I have the same gap in the top and was wondering the same thing. Will be watching to see what you come up with. Mine is in the upper position. (1.8 cu in 8' box) Just got it 2 weeks ago and have run 2 loads of salted sand through it. Was wondering if you also have the problem of having more material landing in the center of the pattern?? Had a buddy of mine watch while I spread and he said the sand is landing on the back of the spinner (between spinner and bumper) and some of the material is missing the spinner altogether giving me a thicker train of material on the ground in the center.


----------



## NorthernSvc's (Mar 12, 2006)

i had the same problem, there was a chute extension you had toi unbolt to place the rear spinner in the upper position ( it is meant to help flow salt in the lower position), i cut it down so it was 2" wide and bolt it back on, basically made it just big enough so i could bolt it back on, helps guide the salt onto the spinner much better now. before i was leaving a large amount of salt behind, it still drops some off the sides but not nearly as bad...


----------



## IA snoman (Aug 31, 2003)

stackmaster;911644 said:


> I have the same gap in the top and was wondering the same thing. Will be watching to see what you come up with. Mine is in the upper position. (1.8 cu in 8' box) Just got it 2 weeks ago and have run 2 loads of salted sand through it. Was wondering if you also have the problem of having more material landing in the center of the pattern?? Had a buddy of mine watch while I spread and he said the sand is landing on the back of the spinner (between spinner and bumper) and some of the material is missing the spinner altogether giving me a thicker train of material on the ground in the center.

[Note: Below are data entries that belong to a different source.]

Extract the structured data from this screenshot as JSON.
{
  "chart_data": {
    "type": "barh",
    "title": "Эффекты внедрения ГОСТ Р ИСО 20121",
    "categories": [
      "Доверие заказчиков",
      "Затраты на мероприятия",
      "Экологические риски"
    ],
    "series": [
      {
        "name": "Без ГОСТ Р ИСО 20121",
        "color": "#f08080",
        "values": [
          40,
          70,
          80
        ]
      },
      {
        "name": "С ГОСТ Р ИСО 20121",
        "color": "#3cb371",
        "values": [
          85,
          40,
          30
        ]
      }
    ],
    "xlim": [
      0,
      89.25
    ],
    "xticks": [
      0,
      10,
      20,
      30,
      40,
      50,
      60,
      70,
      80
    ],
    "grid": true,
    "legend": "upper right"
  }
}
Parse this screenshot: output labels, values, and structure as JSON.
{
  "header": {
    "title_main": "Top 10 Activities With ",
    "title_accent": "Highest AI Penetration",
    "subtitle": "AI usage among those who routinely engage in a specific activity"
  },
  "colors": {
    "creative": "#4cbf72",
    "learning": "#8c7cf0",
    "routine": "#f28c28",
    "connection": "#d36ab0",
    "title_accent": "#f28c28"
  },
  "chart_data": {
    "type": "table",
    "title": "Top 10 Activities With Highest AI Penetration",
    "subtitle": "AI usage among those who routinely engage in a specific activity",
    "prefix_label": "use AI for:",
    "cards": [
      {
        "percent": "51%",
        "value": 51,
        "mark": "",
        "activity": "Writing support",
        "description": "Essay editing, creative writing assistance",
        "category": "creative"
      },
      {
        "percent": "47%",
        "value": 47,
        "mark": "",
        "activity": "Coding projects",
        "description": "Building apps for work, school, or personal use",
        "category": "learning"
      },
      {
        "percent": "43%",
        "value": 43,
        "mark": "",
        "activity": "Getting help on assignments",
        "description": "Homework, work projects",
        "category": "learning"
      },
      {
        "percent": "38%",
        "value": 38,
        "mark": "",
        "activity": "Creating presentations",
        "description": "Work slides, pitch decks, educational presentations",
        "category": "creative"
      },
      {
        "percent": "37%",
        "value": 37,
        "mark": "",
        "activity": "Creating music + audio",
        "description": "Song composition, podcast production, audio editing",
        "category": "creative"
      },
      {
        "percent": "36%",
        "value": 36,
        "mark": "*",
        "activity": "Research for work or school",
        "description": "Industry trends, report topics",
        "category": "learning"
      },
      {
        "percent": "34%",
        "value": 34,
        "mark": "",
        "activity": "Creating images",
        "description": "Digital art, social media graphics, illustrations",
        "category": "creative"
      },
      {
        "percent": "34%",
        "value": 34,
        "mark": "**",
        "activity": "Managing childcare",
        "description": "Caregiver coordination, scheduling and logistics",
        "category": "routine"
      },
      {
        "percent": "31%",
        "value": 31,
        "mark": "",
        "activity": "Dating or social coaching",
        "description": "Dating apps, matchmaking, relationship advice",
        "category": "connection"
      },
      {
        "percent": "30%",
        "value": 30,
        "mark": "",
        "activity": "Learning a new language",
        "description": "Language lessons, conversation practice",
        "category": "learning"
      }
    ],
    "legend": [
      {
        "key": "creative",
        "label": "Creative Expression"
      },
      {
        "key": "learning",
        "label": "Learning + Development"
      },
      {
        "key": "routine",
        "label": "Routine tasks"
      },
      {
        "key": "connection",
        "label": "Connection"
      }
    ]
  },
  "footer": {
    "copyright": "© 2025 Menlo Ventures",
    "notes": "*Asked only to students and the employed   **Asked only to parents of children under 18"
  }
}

I too am having problems with it dropping material in the center of the spinner. also having problems with sand flowing. does everybody using inverted V? Like the spinner but having some problems with it.


----------



## xtreem3d (Nov 26, 2005)

i can only speak for myself but i wasn't willing to use the spreader with out an inverted V, problem was no one ordered any with the salters, at least around here. 
the first group of 3 pics pretty much expalins what's happening, only the gap is getting bigger from chute bouncing. as far as the salt landing in the middle of the spinner..i like that ...mine has a very good spread pattern to it and mine also drops a slight amount straight down to the ground but i also plan to cut down the chute extension and bolt it back on,
steve


----------